The tendency of Aussie blokes to make everything about beer is becoming embarrassing. And it’s not just cricketers – even a former Prime Minister happily smashed a schooey at the SCG a few summers ago. (Bob Hawke, obviously.) That video’s already got 1.3 million views on YouTube, because of course it does.

By contrast, I find it hard to believe that our current generation of cricketers isn’t too fit and professional to make boozing a regular part of their ritual.

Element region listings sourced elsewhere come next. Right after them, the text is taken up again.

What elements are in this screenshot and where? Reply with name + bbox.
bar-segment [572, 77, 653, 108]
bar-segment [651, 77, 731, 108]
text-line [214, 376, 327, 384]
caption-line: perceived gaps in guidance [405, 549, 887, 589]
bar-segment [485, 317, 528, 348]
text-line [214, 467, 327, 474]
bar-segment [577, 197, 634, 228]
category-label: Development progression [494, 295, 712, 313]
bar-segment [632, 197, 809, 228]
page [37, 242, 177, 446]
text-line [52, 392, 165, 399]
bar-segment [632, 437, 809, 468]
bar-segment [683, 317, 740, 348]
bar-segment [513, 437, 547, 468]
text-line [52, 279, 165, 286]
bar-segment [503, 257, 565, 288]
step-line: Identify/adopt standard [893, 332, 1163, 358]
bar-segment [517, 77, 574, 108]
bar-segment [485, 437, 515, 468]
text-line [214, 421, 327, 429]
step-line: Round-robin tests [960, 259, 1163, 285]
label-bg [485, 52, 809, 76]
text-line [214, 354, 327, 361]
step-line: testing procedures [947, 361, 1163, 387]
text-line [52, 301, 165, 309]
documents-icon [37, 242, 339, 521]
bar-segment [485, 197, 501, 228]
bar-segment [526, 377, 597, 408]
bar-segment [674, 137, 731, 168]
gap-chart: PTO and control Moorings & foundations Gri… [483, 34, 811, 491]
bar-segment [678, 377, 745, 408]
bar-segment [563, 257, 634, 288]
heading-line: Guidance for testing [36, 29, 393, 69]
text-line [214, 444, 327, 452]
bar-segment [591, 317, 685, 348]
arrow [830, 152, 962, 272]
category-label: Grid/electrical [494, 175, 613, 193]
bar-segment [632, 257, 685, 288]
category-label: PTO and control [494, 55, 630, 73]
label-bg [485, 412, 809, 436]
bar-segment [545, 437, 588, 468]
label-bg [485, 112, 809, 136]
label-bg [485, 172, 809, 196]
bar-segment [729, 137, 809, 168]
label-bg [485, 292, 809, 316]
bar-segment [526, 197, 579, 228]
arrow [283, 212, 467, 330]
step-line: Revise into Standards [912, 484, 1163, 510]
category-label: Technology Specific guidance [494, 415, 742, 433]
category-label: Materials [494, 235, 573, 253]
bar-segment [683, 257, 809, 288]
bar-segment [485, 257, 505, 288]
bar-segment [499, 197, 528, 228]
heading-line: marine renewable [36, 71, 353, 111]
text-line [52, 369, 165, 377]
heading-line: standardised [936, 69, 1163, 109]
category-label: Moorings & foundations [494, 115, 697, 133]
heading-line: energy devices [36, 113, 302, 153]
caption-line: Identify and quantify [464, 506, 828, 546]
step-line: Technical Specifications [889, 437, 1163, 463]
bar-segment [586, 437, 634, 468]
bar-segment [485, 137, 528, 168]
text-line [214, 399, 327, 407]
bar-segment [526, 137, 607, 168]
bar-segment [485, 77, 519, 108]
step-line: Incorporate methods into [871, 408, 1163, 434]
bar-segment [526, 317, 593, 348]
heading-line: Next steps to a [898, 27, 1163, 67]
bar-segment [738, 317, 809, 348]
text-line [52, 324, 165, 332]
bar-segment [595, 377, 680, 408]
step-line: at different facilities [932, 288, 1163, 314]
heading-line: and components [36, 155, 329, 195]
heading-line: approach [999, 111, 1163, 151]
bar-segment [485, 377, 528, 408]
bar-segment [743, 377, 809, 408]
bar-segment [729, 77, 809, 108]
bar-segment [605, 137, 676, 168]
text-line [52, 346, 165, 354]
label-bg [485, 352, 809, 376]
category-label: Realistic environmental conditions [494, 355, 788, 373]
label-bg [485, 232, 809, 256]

Michael Clarke looks like the kind of guy who does Pilates, and in a nation whose waistlines are becoming dangerously stretched, we should surely be admiring him for it.

Of course there’s nothing wrong with a few beers to celebrate, especially after a World Cup that’s dragged on for months. But it should be done privately and subtly, in a way that doesn’t encourage people to emulate their sporting heroes. It certainly shouldn’t be glorified in front of an audience of billions the way it was last night.

Drinking should be done in a way that doesn’t courage young Australians to emulate their sporting heroes. Source: Instagram.

We’ve seen that when cricketers put their mind to it, they can be fabulous role models – look at how they’ve embraced the McGrath Foundation, to the extent that they wear pink for a day each year. Pink! Like girls!

So why can’t the same maturity be extended to their approach to alcohol? Why can’t our sporting triumphs just be about the triumph, instead of the drinking that follows?

Or does that make me a bad bloke, Warnie? A politically correct killjoy? Sorry, mate. I’ll buy you a few beers sometime, eh? #Thirsty!